Her kim ki Allah'ın Dağı’dır; o, Birlik Kodu’dur. Her kim ki hasatta, ışıkta, yolda ve tüm sessizliktedir; o, Birliğimizin Kelam Tekniğini bilendir. Kati hakikiyetimizdedir. Her kim ki Allah’a kapıdır; o, bizim Sanal Boyutlar’a açık olan ışığımızdır. 

Her dürümde Allah’ın Dağları taht kurdular. Her dürümde ağır yük hafifledi. Her dürümde ışıklar yenilendi ve bizler, yeni dönemlere görevli olduk. Sevgi ve saygıyla sizlerle olduk. “Sel aldı yolu” dediler. Yoktur sel. Allah’ın Tahtı’nda aşk var. O aşk, ilmin aşkıdır. Vallahi biz ilim yaptık, billahi biz ilim yaptık. İlmin ilmini yaptık. Altın Tohumları kodladık; Tohumladık yüreklere, kayıtladık ve aktık. 

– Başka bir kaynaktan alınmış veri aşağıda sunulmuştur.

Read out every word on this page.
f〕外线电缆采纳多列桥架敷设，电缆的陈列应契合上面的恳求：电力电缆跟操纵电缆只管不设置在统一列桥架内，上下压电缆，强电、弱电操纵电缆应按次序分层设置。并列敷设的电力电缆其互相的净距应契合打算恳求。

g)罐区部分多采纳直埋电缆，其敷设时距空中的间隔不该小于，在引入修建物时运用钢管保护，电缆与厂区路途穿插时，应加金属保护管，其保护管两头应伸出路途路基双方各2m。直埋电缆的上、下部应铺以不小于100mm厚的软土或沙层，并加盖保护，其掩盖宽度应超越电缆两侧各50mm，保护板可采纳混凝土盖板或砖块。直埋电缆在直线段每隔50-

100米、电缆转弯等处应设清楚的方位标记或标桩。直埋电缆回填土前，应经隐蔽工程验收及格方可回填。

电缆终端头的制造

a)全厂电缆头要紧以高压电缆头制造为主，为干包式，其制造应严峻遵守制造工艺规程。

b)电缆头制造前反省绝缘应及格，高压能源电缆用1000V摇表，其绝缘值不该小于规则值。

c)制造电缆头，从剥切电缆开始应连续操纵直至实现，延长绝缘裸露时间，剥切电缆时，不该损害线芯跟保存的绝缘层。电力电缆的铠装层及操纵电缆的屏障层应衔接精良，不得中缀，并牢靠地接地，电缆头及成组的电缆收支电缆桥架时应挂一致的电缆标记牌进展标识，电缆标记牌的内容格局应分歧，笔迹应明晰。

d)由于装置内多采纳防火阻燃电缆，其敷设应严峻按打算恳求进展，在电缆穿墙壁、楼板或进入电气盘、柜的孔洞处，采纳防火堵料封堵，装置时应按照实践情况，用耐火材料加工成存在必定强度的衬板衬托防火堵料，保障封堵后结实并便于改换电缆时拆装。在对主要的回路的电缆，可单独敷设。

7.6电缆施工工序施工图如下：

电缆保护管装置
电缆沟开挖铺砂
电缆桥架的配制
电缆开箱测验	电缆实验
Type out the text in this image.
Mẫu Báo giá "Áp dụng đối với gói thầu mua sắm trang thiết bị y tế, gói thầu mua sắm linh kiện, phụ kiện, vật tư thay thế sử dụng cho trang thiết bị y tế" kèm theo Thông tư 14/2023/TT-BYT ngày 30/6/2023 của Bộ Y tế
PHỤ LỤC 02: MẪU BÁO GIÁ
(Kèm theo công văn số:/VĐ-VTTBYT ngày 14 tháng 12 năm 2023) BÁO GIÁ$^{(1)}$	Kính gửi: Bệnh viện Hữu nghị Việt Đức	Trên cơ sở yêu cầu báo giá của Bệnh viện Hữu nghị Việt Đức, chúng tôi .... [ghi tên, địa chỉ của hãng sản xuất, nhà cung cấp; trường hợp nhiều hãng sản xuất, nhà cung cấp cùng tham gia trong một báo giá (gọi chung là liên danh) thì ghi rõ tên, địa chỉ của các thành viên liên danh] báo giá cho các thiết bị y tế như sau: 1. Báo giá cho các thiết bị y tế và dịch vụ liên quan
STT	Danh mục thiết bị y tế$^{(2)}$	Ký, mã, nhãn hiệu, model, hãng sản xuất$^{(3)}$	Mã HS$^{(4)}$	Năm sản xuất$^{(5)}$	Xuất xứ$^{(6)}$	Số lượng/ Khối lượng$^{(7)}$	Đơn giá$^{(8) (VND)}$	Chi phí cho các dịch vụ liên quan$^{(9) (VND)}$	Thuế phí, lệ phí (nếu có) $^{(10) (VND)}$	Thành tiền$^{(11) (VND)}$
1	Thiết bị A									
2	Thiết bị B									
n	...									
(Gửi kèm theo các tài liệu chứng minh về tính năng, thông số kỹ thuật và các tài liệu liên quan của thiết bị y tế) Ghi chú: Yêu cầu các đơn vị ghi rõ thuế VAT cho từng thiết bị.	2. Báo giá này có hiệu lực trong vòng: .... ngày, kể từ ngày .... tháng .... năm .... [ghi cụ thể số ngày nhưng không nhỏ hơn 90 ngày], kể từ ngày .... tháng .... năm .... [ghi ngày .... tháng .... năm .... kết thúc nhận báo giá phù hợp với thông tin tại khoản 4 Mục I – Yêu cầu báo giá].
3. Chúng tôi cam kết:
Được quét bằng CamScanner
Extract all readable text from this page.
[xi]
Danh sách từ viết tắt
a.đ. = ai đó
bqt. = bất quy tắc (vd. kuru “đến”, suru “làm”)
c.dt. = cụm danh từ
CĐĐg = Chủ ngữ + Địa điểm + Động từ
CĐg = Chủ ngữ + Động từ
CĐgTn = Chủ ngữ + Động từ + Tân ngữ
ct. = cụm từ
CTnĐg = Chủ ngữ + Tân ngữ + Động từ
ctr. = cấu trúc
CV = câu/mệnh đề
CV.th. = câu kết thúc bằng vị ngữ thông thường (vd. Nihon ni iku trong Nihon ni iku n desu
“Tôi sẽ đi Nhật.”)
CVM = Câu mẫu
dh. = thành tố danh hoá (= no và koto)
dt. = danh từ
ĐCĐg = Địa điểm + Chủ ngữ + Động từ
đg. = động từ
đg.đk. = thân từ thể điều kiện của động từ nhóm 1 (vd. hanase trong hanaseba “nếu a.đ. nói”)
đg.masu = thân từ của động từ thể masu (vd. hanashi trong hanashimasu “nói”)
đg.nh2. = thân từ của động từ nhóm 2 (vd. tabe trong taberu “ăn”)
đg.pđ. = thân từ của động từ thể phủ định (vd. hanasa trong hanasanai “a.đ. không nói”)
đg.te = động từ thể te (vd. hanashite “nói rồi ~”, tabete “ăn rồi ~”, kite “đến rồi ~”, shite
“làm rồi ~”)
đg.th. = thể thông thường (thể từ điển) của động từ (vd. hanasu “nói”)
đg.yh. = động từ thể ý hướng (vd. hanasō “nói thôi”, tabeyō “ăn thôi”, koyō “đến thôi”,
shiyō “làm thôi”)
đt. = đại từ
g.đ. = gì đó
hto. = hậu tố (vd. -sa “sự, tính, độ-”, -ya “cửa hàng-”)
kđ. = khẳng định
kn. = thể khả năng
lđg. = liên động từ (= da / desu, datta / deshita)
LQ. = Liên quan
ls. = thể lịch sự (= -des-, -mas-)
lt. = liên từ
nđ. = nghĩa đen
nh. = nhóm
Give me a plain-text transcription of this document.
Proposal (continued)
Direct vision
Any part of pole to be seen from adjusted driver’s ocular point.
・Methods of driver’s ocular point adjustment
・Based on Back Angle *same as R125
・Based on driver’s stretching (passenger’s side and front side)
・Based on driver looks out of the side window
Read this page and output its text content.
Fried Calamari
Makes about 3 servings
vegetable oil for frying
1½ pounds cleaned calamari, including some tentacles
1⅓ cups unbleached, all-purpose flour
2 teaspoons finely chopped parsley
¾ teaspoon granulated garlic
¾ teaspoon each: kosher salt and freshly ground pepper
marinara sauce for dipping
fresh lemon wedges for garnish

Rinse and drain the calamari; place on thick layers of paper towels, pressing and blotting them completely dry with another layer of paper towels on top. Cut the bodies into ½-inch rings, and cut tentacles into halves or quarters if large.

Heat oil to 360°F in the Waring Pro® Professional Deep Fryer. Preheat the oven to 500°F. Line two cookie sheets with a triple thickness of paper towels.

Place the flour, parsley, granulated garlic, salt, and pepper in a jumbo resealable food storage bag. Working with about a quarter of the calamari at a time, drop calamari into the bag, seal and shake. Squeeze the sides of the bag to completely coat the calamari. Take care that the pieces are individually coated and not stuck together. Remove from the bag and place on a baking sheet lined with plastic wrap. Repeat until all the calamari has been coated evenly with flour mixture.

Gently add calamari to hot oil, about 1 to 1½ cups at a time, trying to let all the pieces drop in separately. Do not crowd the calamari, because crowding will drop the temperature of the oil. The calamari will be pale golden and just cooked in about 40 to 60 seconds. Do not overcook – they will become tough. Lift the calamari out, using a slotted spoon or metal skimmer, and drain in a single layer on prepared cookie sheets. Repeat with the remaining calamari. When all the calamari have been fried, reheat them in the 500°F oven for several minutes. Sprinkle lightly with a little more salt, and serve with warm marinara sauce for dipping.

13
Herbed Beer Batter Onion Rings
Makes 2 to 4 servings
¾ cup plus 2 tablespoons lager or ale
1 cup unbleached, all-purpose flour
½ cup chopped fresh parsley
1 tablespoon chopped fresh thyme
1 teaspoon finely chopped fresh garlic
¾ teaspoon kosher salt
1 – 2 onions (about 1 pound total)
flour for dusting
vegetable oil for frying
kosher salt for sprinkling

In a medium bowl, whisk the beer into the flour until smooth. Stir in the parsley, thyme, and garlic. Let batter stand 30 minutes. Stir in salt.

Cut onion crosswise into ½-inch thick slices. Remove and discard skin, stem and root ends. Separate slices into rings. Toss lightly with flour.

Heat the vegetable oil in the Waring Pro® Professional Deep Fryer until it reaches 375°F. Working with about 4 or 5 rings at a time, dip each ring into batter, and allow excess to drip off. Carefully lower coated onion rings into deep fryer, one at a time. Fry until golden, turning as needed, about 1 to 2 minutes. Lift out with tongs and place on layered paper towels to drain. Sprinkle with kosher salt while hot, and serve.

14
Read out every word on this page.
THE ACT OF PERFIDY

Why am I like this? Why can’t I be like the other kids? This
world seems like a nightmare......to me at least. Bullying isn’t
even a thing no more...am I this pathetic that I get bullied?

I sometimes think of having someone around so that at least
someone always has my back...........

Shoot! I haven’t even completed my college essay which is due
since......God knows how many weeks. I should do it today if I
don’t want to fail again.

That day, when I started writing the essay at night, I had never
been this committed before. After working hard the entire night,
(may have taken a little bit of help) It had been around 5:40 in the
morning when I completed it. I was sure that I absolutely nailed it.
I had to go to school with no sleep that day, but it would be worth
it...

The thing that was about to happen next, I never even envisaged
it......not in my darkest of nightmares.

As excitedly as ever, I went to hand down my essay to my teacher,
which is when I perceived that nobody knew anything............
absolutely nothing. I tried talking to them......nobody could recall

Allah, dağda taşta ilim ister. Bizler ilmin kaynağında olanlara işçi deriz. İş ilmin ışığında olur. Kobra dedikleri bir Işık Kaftan var. İşçiliktir onda olan. Onun yolunda olan, işçiliktir. Kem gözlerden sakındık yürekteki kırıklıklardaki o kesirleşmiş ışıkları. Hepsini olgun başaklarımıza kayıtladık. Çatı kurduk…

Türkiye, çok özel bir görev ayrışmasına giriyor. Buradaki bu Meclis, Gök Sözü söyleyecek Meclis olduğu halde, güçsüz kodlar, bu Meclisten çıktıklarında, kontrollarını kaybettiler. Aydınlık görev taşıyacak güçte olamadıklarını gösterdik yüreklere ve bahçenin gülleri, ağır yükü taşıyamayıp soldular. Onların kontrolları gerekir. Onları harlandırmak, KA-HAR olan o yoğunluklarda, ışıkla dürümlemek gerekir. Öfkeyi aşmış olduğunuzu görüyoruz. Özgür ve hakim olan yüceliğinizle ocaklarını yenileyin ki onlar, kodlansınlar, tahtlansınlar ve yaşamlara kendi yollarını bulup varsınlar. Kapıları kapatmayın! Temiz çalışma yapılıyor bu Mecliste. Burada yapılan çalışma, her bir yürek için Öz Göç Sayfalanışı olarak düşünülmelidir.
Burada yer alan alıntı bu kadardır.